Mountain & Trail News

    Hike to These Northeastern Peaks This Autumn

    The changing of the leaves attracts hikers to the mountains. Image by Marty Basch.

    The changing of the leaves attracts hikers to the mountains. Image by Marty Basch.

    When it comes to foliage, the northeastern United States attracts the masses. With millions of people driving from hubs like Boston, New York and Philadelphia, hikers are looking to step up to some of the finest vantage points around during Mother Nature’s annual colorful show.

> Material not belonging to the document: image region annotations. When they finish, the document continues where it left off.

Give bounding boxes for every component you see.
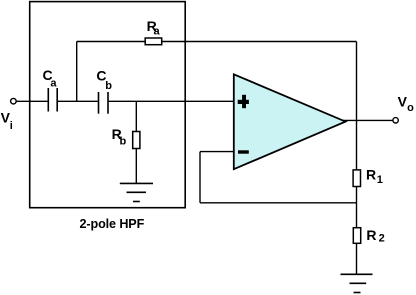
resistor R2 [353,228,360,244]
label Vo [398,93,415,114]
label Rb [112,126,127,147]
op-amp minus marker [238,150,249,153]
wire op-amp output [343,119,393,121]
wire Ca to Cb [57,100,98,102]
label Ra [147,18,161,37]
label R1 [366,166,383,186]
svg-text:R: R [366,166,376,182]
resistor Ra [145,38,162,45]
capacitor Cb [99,92,109,114]
svg-text:i: i [10,120,13,132]
svg-text:V: V [398,93,408,109]
node A: Ca-Cb junction riser to Ra [76,42,78,102]
svg-text:b: b [120,135,127,147]
svg-text:1: 1 [377,174,383,186]
svg-text:R: R [366,227,376,243]
svg-text:b: b [105,80,112,92]
wire Cb to op-amp plus input [108,100,234,102]
op-amp plus marker [238,95,249,108]
svg-text:o: o [407,102,414,114]
op-amp U1 [234,74,346,169]
resistor R1 [353,170,360,187]
label R2 [366,227,384,245]
svg-text:2: 2 [379,233,385,245]
ground (inside HPF box) [120,183,153,201]
input terminal Vi [11,98,17,104]
label Vi [1,110,13,133]
node B: Rb junction riser [135,101,137,183]
output terminal Vo [393,118,398,123]
wire Ra feedback top [77,41,357,43]
ground (below R2) [341,274,373,292]
wire feedback left drop [199,152,201,203]
2-pole HPF enclosure box [30,2,186,208]
capacitor Ca [48,88,57,112]
wire right rail (Ra feedback / R1 / R2) [356,42,358,275]
wire input to Ca [16,100,48,102]
label Cb [96,68,112,93]
resistor Rb [133,132,140,149]
label Ca [43,67,58,89]
svg-text:a: a [50,77,57,89]
svg-text:a: a [154,25,161,37]
wire feedback bottom [200,202,357,204]
svg-text:2-pole HPF: 2-pole HPF [80,217,145,231]
wire minus input [200,151,234,153]
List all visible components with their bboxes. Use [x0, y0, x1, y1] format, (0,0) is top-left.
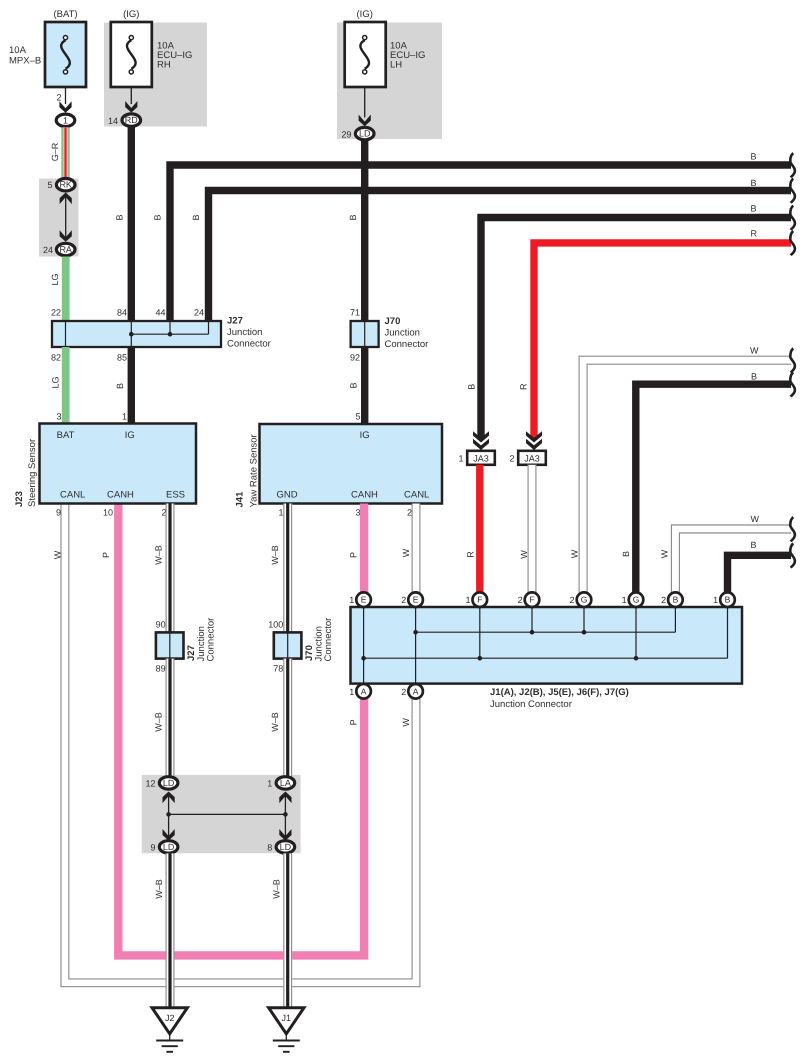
svg-text:B: B: [673, 595, 679, 605]
wire W-B from LD 9 to ground J2: [166, 853, 175, 1007]
svg-text:1: 1: [63, 115, 68, 125]
svg-text:29: 29: [341, 129, 351, 139]
svg-text:E: E: [413, 595, 419, 605]
svg-text:W: W: [519, 550, 529, 559]
svg-text:LH: LH: [390, 60, 402, 71]
svg-text:B: B: [467, 384, 477, 390]
svg-text:Steering Sensor: Steering Sensor: [27, 439, 38, 507]
svg-text:(IG): (IG): [123, 9, 139, 20]
svg-text:1: 1: [267, 778, 272, 788]
svg-text:G–R: G–R: [50, 142, 60, 161]
svg-text:J1: J1: [282, 1013, 292, 1023]
svg-text:ESS: ESS: [166, 490, 185, 501]
ground J1: [269, 1008, 304, 1034]
fuse 10A ECU-IG LH: [345, 22, 386, 87]
svg-text:8: 8: [267, 842, 272, 852]
svg-text:B: B: [191, 214, 201, 220]
svg-text:W: W: [659, 549, 669, 558]
svg-text:24: 24: [43, 245, 53, 255]
svg-text:J23: J23: [14, 491, 25, 507]
ground J2: [152, 1008, 187, 1034]
svg-text:100: 100: [268, 620, 283, 630]
svg-text:1: 1: [122, 412, 127, 422]
fuse 10A ECU-IG RH: [111, 22, 152, 87]
wire W from J41 CANL pin 2 to junction 2E: [412, 504, 421, 593]
connector LA pin 1: [276, 777, 295, 789]
svg-text:Connector: Connector: [323, 618, 334, 662]
pin 2 arrow into connector oval 1: [65, 87, 67, 104]
svg-text:R: R: [751, 229, 758, 239]
svg-text:P: P: [101, 552, 111, 558]
connector LD pin 12: [159, 777, 178, 789]
svg-text:CANH: CANH: [107, 490, 134, 501]
junction bottom pins A: [356, 684, 371, 699]
svg-text:Junction: Junction: [227, 327, 262, 338]
svg-text:B: B: [751, 540, 757, 550]
svg-text:JA3: JA3: [473, 454, 489, 464]
svg-text:82: 82: [51, 353, 61, 363]
svg-text:W: W: [53, 550, 63, 559]
svg-text:5: 5: [47, 180, 52, 190]
svg-text:W–B: W–B: [154, 712, 164, 732]
svg-text:92: 92: [350, 353, 360, 363]
wire W from right edge to junction 2G: [579, 356, 791, 592]
svg-text:F: F: [477, 595, 482, 605]
svg-text:E: E: [361, 595, 367, 605]
wire B from J27 pin 44 to right edge: [170, 165, 791, 321]
svg-text:W–B: W–B: [270, 545, 280, 565]
svg-text:MPX–B: MPX–B: [9, 56, 41, 67]
svg-text:LA: LA: [280, 778, 291, 788]
svg-text:A: A: [361, 686, 367, 696]
svg-text:B: B: [348, 214, 358, 220]
svg-text:G: G: [581, 595, 588, 605]
wire P from J41 CANH pin 3 to junction 1E: [360, 504, 368, 593]
shaded block around fuse ECU-IG LH: [337, 23, 442, 140]
svg-text:J27: J27: [227, 316, 243, 327]
shaded block around connectors LD/LA: [142, 775, 301, 853]
svg-text:B: B: [751, 203, 757, 213]
svg-text:2: 2: [570, 595, 575, 605]
svg-text:RH: RH: [157, 60, 171, 71]
svg-text:2: 2: [401, 595, 406, 605]
wire B from J27 pin 24 to right edge: [209, 191, 792, 322]
svg-text:2: 2: [518, 595, 523, 605]
component J23 Steering Sensor: [40, 424, 197, 504]
svg-text:14: 14: [108, 116, 118, 126]
svg-text:RD: RD: [125, 115, 138, 125]
wire R from JA3-1 to junction 1F: [476, 465, 483, 593]
svg-text:84: 84: [117, 308, 127, 318]
svg-text:IG: IG: [360, 430, 370, 441]
svg-text:A: A: [413, 686, 419, 696]
svg-text:RK: RK: [59, 180, 72, 190]
svg-text:F: F: [529, 595, 534, 605]
svg-text:P: P: [348, 719, 358, 725]
svg-text:B: B: [751, 151, 757, 161]
svg-text:BAT: BAT: [57, 430, 75, 441]
svg-text:1: 1: [458, 454, 463, 464]
component J41 Yaw Rate Sensor: [260, 424, 443, 504]
svg-text:1: 1: [349, 687, 354, 697]
svg-text:LG: LG: [50, 376, 60, 388]
svg-text:RA: RA: [59, 245, 72, 255]
connector oval LD: [355, 127, 374, 139]
svg-text:W: W: [569, 549, 579, 558]
svg-text:1: 1: [622, 595, 627, 605]
wire P from J23 CANH pin 10 routed to junction 1A: [118, 504, 364, 956]
wire B from fuse LD oval to J70 pin 71: [361, 140, 368, 321]
svg-text:Yaw Rate Sensor: Yaw Rate Sensor: [249, 434, 260, 507]
svg-text:J2: J2: [165, 1013, 175, 1023]
svg-text:W: W: [750, 345, 759, 355]
connector JA3 instance 1: [473, 431, 489, 442]
svg-text:W–B: W–B: [154, 545, 164, 565]
svg-text:(BAT): (BAT): [53, 9, 77, 20]
svg-text:W–B: W–B: [154, 879, 164, 899]
svg-text:W–B: W–B: [270, 712, 280, 732]
wire B from right edge to junction 1G: [636, 384, 791, 592]
junction connector J70 (GND line): [274, 632, 302, 658]
wire LG from J27 pin 82 to J23 BAT pin 3: [62, 347, 70, 424]
connector LD pin 9: [159, 841, 178, 853]
svg-text:LD: LD: [359, 129, 371, 139]
svg-text:10: 10: [103, 508, 113, 518]
svg-text:W: W: [401, 548, 411, 557]
svg-text:10A: 10A: [9, 45, 27, 56]
links between LD/LA connectors: [168, 793, 170, 838]
svg-text:CANL: CANL: [404, 490, 429, 501]
svg-text:IG: IG: [125, 430, 135, 441]
svg-text:W: W: [751, 514, 760, 524]
svg-text:85: 85: [117, 353, 127, 363]
wire B from right edge to junction 1B: [728, 555, 792, 592]
svg-text:2: 2: [407, 508, 412, 518]
svg-text:B: B: [114, 214, 124, 220]
wire W from right edge to junction 2B: [671, 525, 791, 592]
svg-text:24: 24: [194, 308, 204, 318]
svg-text:CANH: CANH: [351, 490, 378, 501]
svg-text:2: 2: [401, 687, 406, 697]
svg-text:1: 1: [713, 595, 718, 605]
svg-text:J1(A), J2(B), J5(E), J6(F), J7: J1(A), J2(B), J5(E), J6(F), J7(G): [490, 687, 629, 698]
pin 29 arrow into oval LD: [364, 87, 366, 118]
wire W-B from small J27 to connector LD 12: [166, 659, 175, 777]
svg-text:G: G: [633, 595, 640, 605]
wire W-B from LD 8 to ground J1: [283, 853, 292, 1007]
svg-text:LD: LD: [163, 842, 175, 852]
svg-text:Connector: Connector: [385, 339, 429, 350]
svg-text:P: P: [348, 552, 358, 558]
svg-text:90: 90: [156, 620, 166, 630]
svg-text:W: W: [401, 718, 411, 727]
svg-text:(IG): (IG): [357, 9, 373, 20]
wire W-B from J41 GND pin 1 to small J70: [283, 504, 292, 633]
svg-text:J41: J41: [235, 491, 246, 508]
svg-text:3: 3: [355, 508, 360, 518]
svg-text:LD: LD: [163, 778, 175, 788]
svg-text:Connector: Connector: [227, 339, 271, 350]
svg-text:LD: LD: [280, 842, 292, 852]
wire B from right edge to JA3 connector 1: [481, 218, 791, 440]
wire B from J27 pin 85 to J23 IG pin 1: [128, 347, 135, 424]
connector JA3 instance 2: [526, 431, 542, 442]
svg-text:B: B: [751, 372, 757, 382]
junction connector J70: [351, 321, 379, 347]
arrows between RK and RA: [65, 196, 67, 237]
svg-text:1: 1: [465, 595, 470, 605]
svg-text:22: 22: [51, 308, 61, 318]
connector RA pin 24: [56, 243, 75, 255]
svg-text:71: 71: [350, 308, 360, 318]
wire LG from RA to J27 pin 22: [62, 257, 70, 322]
svg-text:1: 1: [278, 508, 283, 518]
junction connector J27: [52, 321, 221, 347]
junction connector J27 (ESS line): [156, 632, 184, 658]
svg-text:R: R: [466, 551, 476, 558]
svg-text:B: B: [115, 383, 125, 389]
svg-text:78: 78: [273, 664, 283, 674]
svg-text:3: 3: [56, 412, 61, 422]
svg-text:89: 89: [156, 664, 166, 674]
wire G-R from oval 1 to connector RK: [61, 127, 69, 178]
fuse 10A MPX-B: [45, 22, 86, 87]
svg-text:Junction Connector: Junction Connector: [490, 699, 572, 710]
pin 14 arrow into oval RD: [130, 87, 132, 104]
connector RK pin 5: [56, 179, 75, 191]
wire W from J23 CANL pin 9 routed to junction 2A: [61, 504, 420, 987]
svg-text:5: 5: [355, 412, 360, 422]
wire W-B from small J70 to connector LA 1: [283, 659, 292, 777]
svg-text:B: B: [751, 178, 757, 188]
svg-text:LG: LG: [50, 273, 60, 285]
continuation squiggles at right edge: [790, 153, 795, 177]
svg-text:B: B: [621, 551, 631, 557]
svg-text:B: B: [348, 382, 358, 388]
svg-text:W–B: W–B: [272, 879, 282, 899]
svg-text:2: 2: [509, 454, 514, 464]
svg-text:Junction: Junction: [385, 328, 420, 339]
connector oval RD: [122, 114, 141, 126]
connector LD pin 8: [276, 841, 295, 853]
svg-text:9: 9: [150, 842, 155, 852]
svg-text:R: R: [518, 383, 528, 390]
svg-text:CANL: CANL: [60, 490, 85, 501]
shaded block around fuse ECU-IG RH: [104, 23, 207, 127]
shaded block around connectors RK/RA: [39, 179, 79, 257]
svg-text:GND: GND: [277, 490, 298, 501]
junction connector J1(A), J2(B), J5(E), J6(F), J7(G): [351, 607, 743, 684]
svg-text:12: 12: [145, 778, 155, 788]
svg-text:JA3: JA3: [524, 454, 540, 464]
wire B from J70 pin 92 to J41 IG pin 5: [361, 347, 368, 424]
svg-text:J70: J70: [385, 316, 401, 327]
svg-text:B: B: [725, 595, 731, 605]
svg-text:2: 2: [56, 93, 61, 103]
connector oval 1: [56, 114, 75, 126]
wire W from JA3-2 to junction 2F: [528, 465, 537, 593]
svg-text:9: 9: [56, 508, 61, 518]
svg-text:2: 2: [661, 595, 666, 605]
wire W-B from J23 ESS pin 2 to small J27: [166, 504, 175, 633]
wire R from right edge to JA3 connector 2: [534, 243, 791, 440]
junction top pins E F G B: [356, 592, 371, 607]
svg-text:B: B: [152, 214, 162, 220]
svg-text:1: 1: [349, 595, 354, 605]
svg-text:Connector: Connector: [206, 618, 217, 662]
svg-text:44: 44: [155, 308, 165, 318]
wire B from fuse RD oval to J27 pin 84: [128, 127, 135, 321]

    New Hampshire’s White Mountains are glorious in fall. One popular spot recommended by the Appalachian Mountain Club is the hike up Mount Willard in Crawford Notch. Size doesn’t matter on this one as the 3.2 mile round-trip moderate hike up this 2,815-foot spur through northern hardwoods, birch, spruce and fir yields incredible views at the end where a ledge is a fine perch to view the notch and wiggling Route 302 on the horizon. The trailhead is a busy place, as it’s by a scenic railroad that chugs to the mountain pass from North Conway and steps from the AMC’s Highland Center. outdoors.org

    The show in Stowe, Vermont made it on TripAdvisor’s top 10 fall foliage destinations in the United States. Mount Mansfield is a prime location, particularly for those who enjoy driving up the toll road to the top. But hikers can make the trek under their own steam. The strenuous 5.6 mile round-trip undertaking up the 4,393-foot peak from Underhill State Park using Eagles Cut, CCC Road, Sunset Ridge Trail and the storied Long Trail serves up outstanding vistas to Lake Champlain, New York’s Adirondacks, Canada and more. According to the Green Mountain Club, about 40,000 hikers trek to the top annually. Be one of them. greenmountainclub.org

    Climbing Giant Mountain in New York’s Adirondacks is a giant undertaking for many. It is one of the region’s 46 four thousand footers (no. 12) at 4,627 feet and is quite a challenge during the 8 mile round trip odyssey. The peak offers some wild looks at the upstate New York scenery in the Keene Valley not only on its summit but from its Roaring Brook trailhead. Standing tall in the rugged Giant Mountain Wilderness Area, the summit is a stage for jagged cliffs, wild peaks and sparkling bodies of water on the horizon. En route, hikers are mesmerized by the 400-foot-tall Roaring Brook Falls, a fine spot to camp too, along the often steep Roaring Brook Trail. lakeplacid.com

    Western Maine’s Burnt Meadow Mountain is definitely an under-the-radar mountain. In Brownfield, the mountain is only 1,575 feet tall but the summit affords outstanding views of the Maine-New Hampshire border region into the White Mountains and the Pine Tree State’s Lake Region. The mountain, scarred from the Great Fires of 1947, has risen from the ashes thanks to the concerned citizens of Friends of Burnt Meadow Mountains. A nearly 4 mile circuit from the Route 160 trailhead is a moderate outing with some stiff portions, but it seems there is respite after each. The mountain’s North Peak is a welcoming place to linger and watch the spectacle called autumn. friendsofburntmeadowmountains.com

    Historic New England literary figures Herman Melville and Nathaniel Hawthorne have scaled 1,642 foot Squaw Peak on Monument Mountain in the northwest of Massachusetts. Travel in their footsteps to the top where vistas of the Berkshires and New York’s Catskills await. Preserved by The Trustees of Reservations, the Great Barrington hike can be done as a 2.8 mile loop with the Hickey Trail, Squaw Peak Trail and Indian Monument Trail. The story goes that  poet William Cullen Bryant, who lived in Great Barrington from 1815-1825, wrote a poem called “Monument Mountain” about a Mohican maiden, her prohibited love  and her leaping to her death from the cliffs.  thetrustees.org

    You can see Connecticut’s sleeping giant lying on his back. The giant is actually a collection of low hills. Miles of trails welcome hikers, swarms of hikers by the way on peak days, to Hamden’s Sleeping Giant State Park north of New Haven. The myriad of trails attract the masses, as the hike is capped off by a handsome stone tower at the top, and views that encompass the nearby New Haven skyline and beyond to shimmering Long Island Sound. The Tower Trail is the path most taken, a 3.2 mile relatively easy hike up Mount Carmel with the tower.